ONE MORE THING:GIVEN IT will be operating in a virtual world, Fantom is probably an appropriate name for the Dublin-based tech start-up that hopes to make its fortune from trading collectors' cards online.
Fantom this week closed a €490,000 seed funding round that values the business at €1.1 million. This was led by the AIB Seed Capital Fund and included Bloom Equity, Irish private investor Kevin Neary (former founder of GameStop Group here) and Enterprise Ireland. They’re good investors to have on board.
Fantom is taking the classic schoolyard trading game online. Aimed primarily at 10- to 12-year-old boys, it will offer decks of digital collectibles in music, sport, TV, fashion and film.

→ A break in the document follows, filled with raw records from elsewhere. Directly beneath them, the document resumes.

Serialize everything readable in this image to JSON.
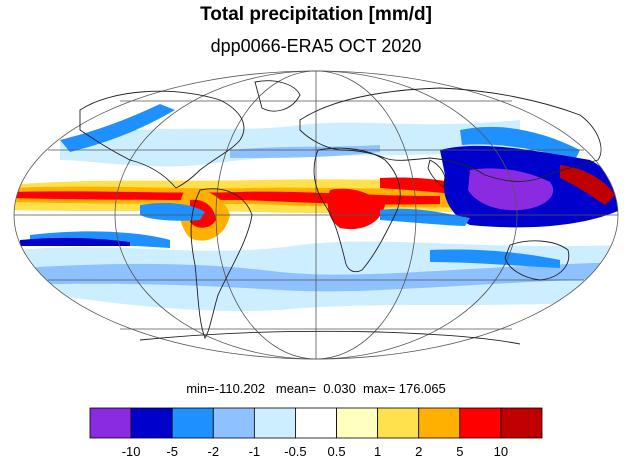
{
  "title": "Total precipitation [mm/d]",
  "subtitle": "dpp0066-ERA5 OCT 2020",
  "stats": {
    "text": "min=-110.202   mean=  0.030  max= 176.065"
  },
  "colorbar": {
    "colors": [
      "#8a2be2",
      "#0000cd",
      "#1e90ff",
      "#8ec1ff",
      "#cdeeff",
      "#ffffff",
      "#ffffc0",
      "#ffe14d",
      "#ffb000",
      "#ff0000",
      "#c00000"
    ],
    "labels": [
      "-10",
      "-5",
      "-2",
      "-1",
      "-0.5",
      "0.5",
      "1",
      "2",
      "5",
      "10"
    ]
  },
  "map": {
    "projection": "mollweide",
    "ocean_color": "#ffffff",
    "grid_color": "#555555"
  }
}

Its users will be able to buy, trade and win rewards through its website – or they can simply own the cards.
“We’re taking it online,” founder Paul Healy told me this week. “We’ve been building this out over the past nine months. It will be an interactive experience by making it a multimedia card with social media aspects.”

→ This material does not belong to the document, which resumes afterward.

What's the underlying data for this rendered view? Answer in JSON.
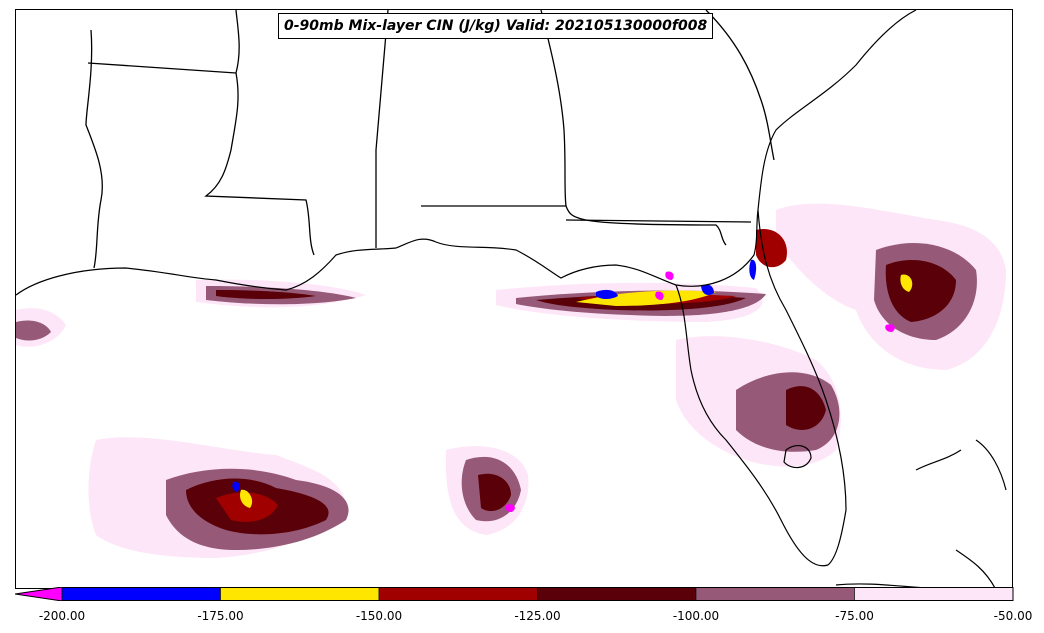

The site will launch in coming weeks and Healy hopes to take it to the US market next summer. “Revenues will be modest ,” Healy said. “We have to validate the market first, but I think this could be very successful.”
Fantom has already signed licensing deals with some wrestling groups and is in negotiations with Beano, that long-standing favourite of young lads. “We’ll make some cards harder to collect than others.”
Healy is a former technology journalist. He was also a co-founder of recruiter JobFinder, which was sold on to Stepstone. He had previously worked for Dermot Desmond at his e-learning company Intuition. “I didn’t have too many dealings with him but he gave me some good advice in 2006 when he told me not to buy property here.”